There's a Word for Your Thanksgiving Gluttony
WHY YOU SHOULD CARE
Because it hurts so good.
By Leslie Nguyen-Okwu
Part of an occasional series on unusual words we wish we had in English.
Honeyed yams, oven-fresh bread, warm apple pie. Just when we think we’re past the point of no return on Thanksgiving, Aunt Claire passes the stuffing. And before we can hand the bowl to Uncle Tim, we accidentally devour the whole thing. (Fine, it was no accident.) What’s the word for physically embodying the turkey you inhaled? Just ask the nation of Georgia.
shemomechama შემომეჭამა: to eat past the point of fullness because the food tastes so good
Shemomechama (shim-mo-mih-jahm-ah) literally translates to “I accidentally ate the whole thing,” says Tamuna Kiknadze at the Georgian Arts & Culture Center in Tbilisi, Georgia. While the word may be a mouthful to mumble, shemomechama also serves as a tidy way to describe the gutsy — nay, foolish — act of stuffing your stomach to near oblivion, just because you can’t bear to waste the delectable food that has you salivating like a kid in a candy store. A wise sage named Louis C.K. once quipped: “The meal is not over when I’m full; the meal is over when I hate myself.” Or at least until the heartburn kicks in.
Between Olive Garden’s unlimited breadsticks, the Fourth of July’s hot dog-eating folly and Texas’ deep-fried butter, you would think that overindulging on food is a unique American pastime. But Georgia, a country sandwiched between Russia and Turkey, takes dining to near-religious extremes. At supra — a traditional banquet feast — you’ll find glasses overflowing with homemade wine and beer as well as plates flooded with buttery boat breads, juicy khinkali dumplings, walnuts and cheeses and barbecued pork sizzled to perfection. According to legend, “If you die before going to a Georgian feast, you have insulted God.”
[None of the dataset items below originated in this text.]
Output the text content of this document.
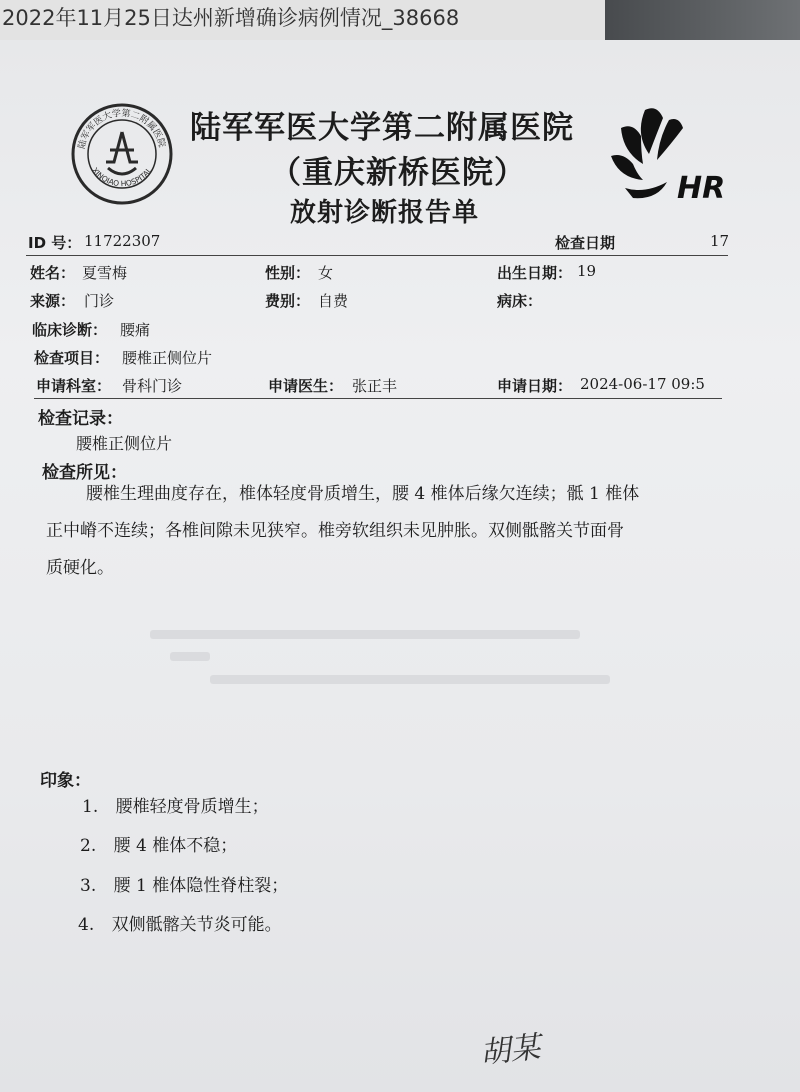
2022年11月25日达州新增确诊病例情况_38668
陆军军医大学第二附属医院
XINQIAO HOSPITAL
陆军军医大学第二附属医院
（重庆新桥医院）
放射诊断报告单
HR
ID 号： 11722307	检查日期	17
姓名： 夏雪梅	性别： 女	出生日期： 19
来源： 门诊	费别： 自费	病床：
临床诊断： 腰痛
检查项目： 腰椎正侧位片
申请科室： 骨科门诊	申请医生： 张正丰	申请日期： 2024-06-17 09:5
检查记录：
腰椎正侧位片
检查所见：
腰椎生理曲度存在，椎体轻度骨质增生，腰 4 椎体后缘欠连续；骶 1 椎体
正中嵴不连续；各椎间隙未见狭窄。椎旁软组织未见肿胀。双侧骶髂关节面骨
质硬化。
印象：
1. 腰椎轻度骨质增生；
2. 腰 4 椎体不稳；
3. 腰 1 椎体隐性脊柱裂；
4. 双侧骶髂关节炎可能。
胡某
Neuroscientists say overeating isn’t all that surprising from an evolutionary perspective. “It makes sense to eat a lot when tasty food is available, because in our ancestral conditions, we couldn’t count on that happening very often,” says Sandra Aamodt, author of Why Diets Make Us Fat. Eating until we can’t breathe isn’t dumb; it’s built into our DNA — feel-good endorphins are released into your body after you chow down on delicious fat and carbs like a hog from Epicurus’ herd. Still, Aamodt cautions, don’t gorge yourself on Grandma’s sweet potato casserole until you no longer can, since consistent overeating will likely lead to slow weight gain over the years. Should you have a strong case of shemomechama this holiday season, resist! And practice “mindful eating” habits instead.
Which doesn’t sound nearly as fun as muscling through three slabs of steaks or watching your cousin swallow a pumpkin pie whole.